This scraper gets detected by the server and you will get bolcked.
DO NOT try on public networks to avoid blocking your IP.
Use on Google Colab is recommended. Feel free to make a copy of the same code available at this link for use.
- The server detects activities. Continuous scraping or scrapning data for an author with more than a couple of hundred publications throws erros. As a temporary solution, the partial results are saved into a json file and are later loaded to try and scrape the remaining data. The following solutions did not work:
- Using sleep between requests.
- Using proxies (due to connection challenges).
- The returned HTML sometimes does not contain some of the details (marked with a #TODO comment). As of October, 2022, these details include the link to the publication, the paper description, and the link to the author's photo.
- If on Google Colab, mount your Google Drive.
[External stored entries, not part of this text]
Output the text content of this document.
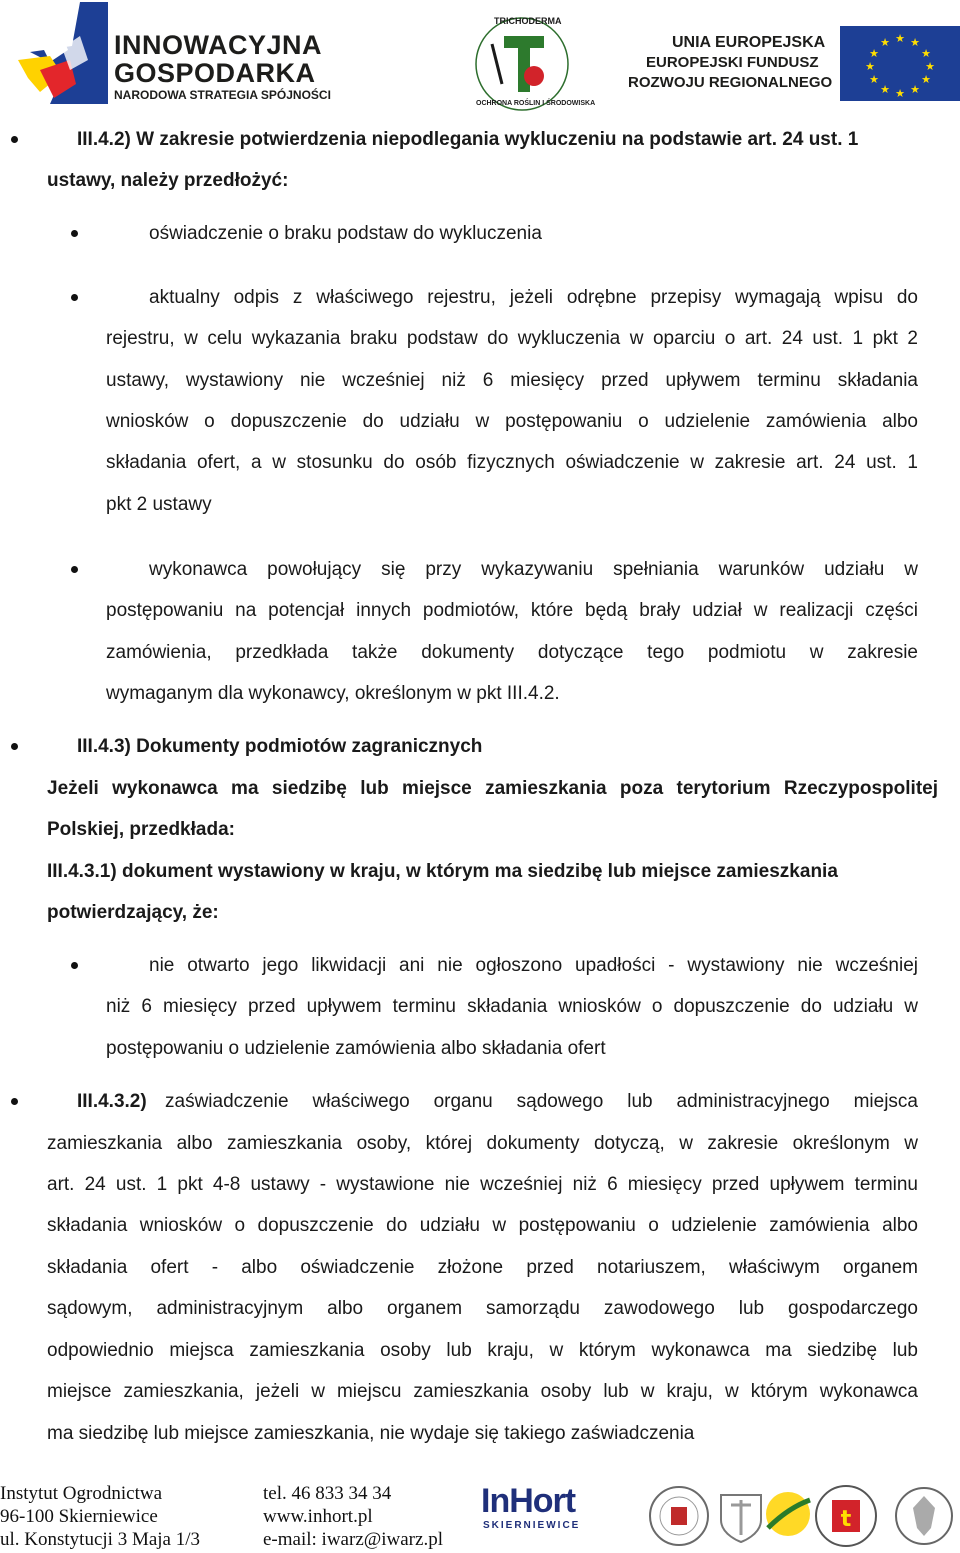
INNOWACYJNA
GOSPODARKA
NARODOWA STRATEGIA SPÓJNOŚCI
TRICHODERMA
OCHRONA ROŚLIN I ŚRODOWISKA
UNIA EUROPEJSKA
EUROPEJSKI FUNDUSZ
ROZWOJU REGIONALNEGO
★ ★
★
★
★
★
★
★
★
★
★
★
III.4.2) W zakresie potwierdzenia niepodlegania wykluczeniu na podstawie art. 24 ust. 1
ustawy, należy przedłożyć:
oświadczenie o braku podstaw do wykluczenia
aktualny odpis z właściwego rejestru, jeżeli odrębne przepisy wymagają wpisu do
rejestru, w celu wykazania braku podstaw do wykluczenia w oparciu o art. 24 ust. 1 pkt 2
ustawy, wystawiony nie wcześniej niż 6 miesięcy przed upływem terminu składania
wniosków o dopuszczenie do udziału w postępowaniu o udzielenie zamówienia albo
składania ofert, a w stosunku do osób fizycznych oświadczenie w zakresie art. 24 ust. 1
pkt 2 ustawy
wykonawca powołujący się przy wykazywaniu spełniania warunków udziału w
postępowaniu na potencjał innych podmiotów, które będą brały udział w realizacji części
zamówienia, przedkłada także dokumenty dotyczące tego podmiotu w zakresie
wymaganym dla wykonawcy, określonym w pkt III.4.2.
III.4.3) Dokumenty podmiotów zagranicznych
Jeżeli wykonawca ma siedzibę lub miejsce zamieszkania poza terytorium Rzeczypospolitej
Polskiej, przedkłada:
III.4.3.1) dokument wystawiony w kraju, w którym ma siedzibę lub miejsce zamieszkania
potwierdzający, że:
nie otwarto jego likwidacji ani nie ogłoszono upadłości - wystawiony nie wcześniej
niż 6 miesięcy przed upływem terminu składania wniosków o dopuszczenie do udziału w
postępowaniu o udzielenie zamówienia albo składania ofert
III.4.3.2) zaświadczenie właściwego organu sądowego lub administracyjnego miejsca
zamieszkania albo zamieszkania osoby, której dokumenty dotyczą, w zakresie określonym w
art. 24 ust. 1 pkt 4-8 ustawy - wystawione nie wcześniej niż 6 miesięcy przed upływem terminu
składania wniosków o dopuszczenie do udziału w postępowaniu o udzielenie zamówienia albo
składania ofert - albo oświadczenie złożone przed notariuszem, właściwym organem
sądowym, administracyjnym albo organem samorządu zawodowego lub gospodarczego
odpowiednio miejsca zamieszkania osoby lub kraju, w którym wykonawca ma siedzibę lub
miejsce zamieszkania, jeżeli w miejscu zamieszkania osoby lub w kraju, w którym wykonawca
ma siedzibę lub miejsce zamieszkania, nie wydaje się takiego zaświadczenia
Instytut Ogrodnictwa
96-100 Skierniewice
ul. Konstytucji 3 Maja 1/3
tel. 46 833 34 34
www.inhort.pl
e-mail: iwarz@iwarz.pl
InHort
SKIERNIEWICE	t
- Define your DATA_PATH variable.
- Set the AUTHORID variable.
- Create your author object using:
author_obj = create_author(AUTHORID)
- Scrape the data about the author using:
author_obj.scrape()
- To see if all publications details are retrieved, check:
author_obj.all_publications_extracted
- If the previous step gives you False, run:
author_obj.scrape()
The data will be saved as json files in your DATA_PATH. If you are trying to re-scrape data on an author from scratch, destroy the json file named AUTHORID.json before creating the author_object again.